Michel Meuris était sans doute loin de s'imaginer qu'un jour il s'y installerait quand, gamin, il courait dans les couloirs de la gendarmerie... où officiait son papa! "J'ai vécu en partie à la gendarmerie car mon papa était gendarme, donc j'avais envie de garder le bâtiment tel que je l'avais connu. Et ça a été admirablement fait", se réjouit le médecin spadois qui fête ses 40 ans de médecine cette année, un confrère que vous connaissez sans doute mieux sous sa casquette de président de l'Agef, l'Association des généralistes de l'est francophone de Belgique.
Un projet dantesque
Emblématique de l'avenue Reine Astrid, ce bâtiment, dont trois façades historiques ont pu être préservées lors de la rénovation, est connu des habitants de la ville d'eaux, mais aussi des milliers de fidèles des Francofolies (dont vous peut-être), le festival musical qui déroule ses multiples scènes à quelques encâblures en juillet.

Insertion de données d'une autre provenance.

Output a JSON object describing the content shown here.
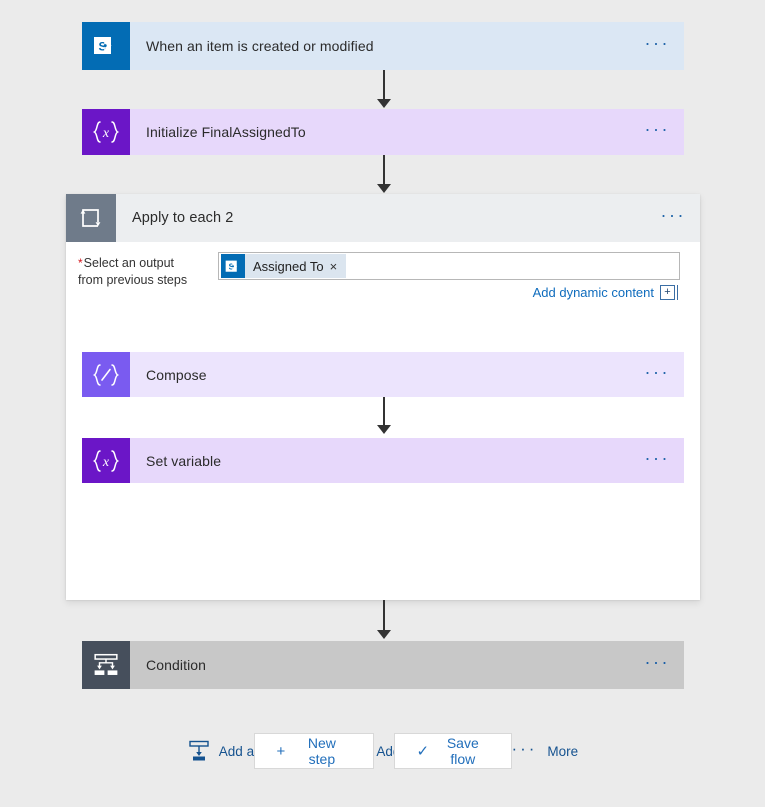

" Le résultat des travaux est vraiment top. On va travailler dans un bâtiment remarquable par sa prestance, par sa rénovation dans le respect du patrimoine. C'est déjà une vitrine en soi ! ", s'enthousiasme le médecin. " Il s'en dégage une grande sérénité, il sera agréable d'y travailler. "
Il y a six ans et demi, le Dr Meuris est contacté par le commissaire - la police occupe l'ancienne gendarmerie depuis la réforme des polices. Le gradé lui confie ne savoir que faire du bâtiment des anciennes écuries... "Ah mais moi, j'ai une grande idée!", lance en boutade l'omnipraticien, bien loin de s'imaginer où il vient de mettre le petit orteil. À l'époque, il est fort sollicité par des paramédicaux qui aimeraient collaborer avec le Centre de médecine générale qu'il a fondé avec le Dr Berckmoes. Mais les locaux sont trop à l'étroit l'étroit, et impossible de pousser les murs... ...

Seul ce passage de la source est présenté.